In the event of a breach of contract, a party is, based on Sections 1293 et seq. of the ABGB, entitled to sue the other party or parties for damages.

However, contracts can also be challenged on usury (Section 879, Paragraph 2 Z4 ABGB) or owing to material imbalance (leasio enormis, Section 934 ABGB). A contract may also be contested on the grounds of error, cunning or threat.

In the event of defective performance of a contract, the party concerned is entitled to the statutory warranty rights, provided by Section 932 ABGB. According to the law, the transferee can demand improvement (repair or providing the missing), the replacement of the asset, a reasonable reduction of the price (price reduction) or the rescission of the contract (redhibition).
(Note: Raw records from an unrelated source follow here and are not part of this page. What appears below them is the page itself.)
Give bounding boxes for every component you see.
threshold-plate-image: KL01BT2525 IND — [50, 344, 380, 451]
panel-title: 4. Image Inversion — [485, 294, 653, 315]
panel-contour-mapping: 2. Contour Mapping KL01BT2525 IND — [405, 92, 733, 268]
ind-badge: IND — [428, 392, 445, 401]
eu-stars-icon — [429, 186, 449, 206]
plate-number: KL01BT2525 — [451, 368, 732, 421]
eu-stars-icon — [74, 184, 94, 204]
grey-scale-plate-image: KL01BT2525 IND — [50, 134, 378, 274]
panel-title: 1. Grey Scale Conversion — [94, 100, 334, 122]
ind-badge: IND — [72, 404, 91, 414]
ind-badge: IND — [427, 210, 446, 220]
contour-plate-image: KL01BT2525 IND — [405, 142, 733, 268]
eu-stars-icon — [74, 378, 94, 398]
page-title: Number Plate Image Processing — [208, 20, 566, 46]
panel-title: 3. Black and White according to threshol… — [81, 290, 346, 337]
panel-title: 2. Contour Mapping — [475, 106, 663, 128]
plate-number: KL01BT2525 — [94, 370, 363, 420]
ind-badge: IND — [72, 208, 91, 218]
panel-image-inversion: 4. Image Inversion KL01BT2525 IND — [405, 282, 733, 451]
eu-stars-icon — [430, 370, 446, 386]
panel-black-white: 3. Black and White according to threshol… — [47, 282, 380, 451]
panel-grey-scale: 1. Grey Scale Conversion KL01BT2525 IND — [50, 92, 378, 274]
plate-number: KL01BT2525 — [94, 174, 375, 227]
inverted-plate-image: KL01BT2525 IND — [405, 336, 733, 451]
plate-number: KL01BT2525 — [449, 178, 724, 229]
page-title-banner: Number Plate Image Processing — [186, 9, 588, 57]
The right to the legal warranty must be claimed at court within three years if it relates to immovable assets, and two years if it relates to movable assets. Warrant law does not apply if assets are transferred outright, in the case of obvious defects or in case of contractual exclusion. The warranty right can therefore be excluded in principle contractually; in the case of a consumer contract, however, it is mandatory. In addition, contractually agreed warranty clauses can be sued as well.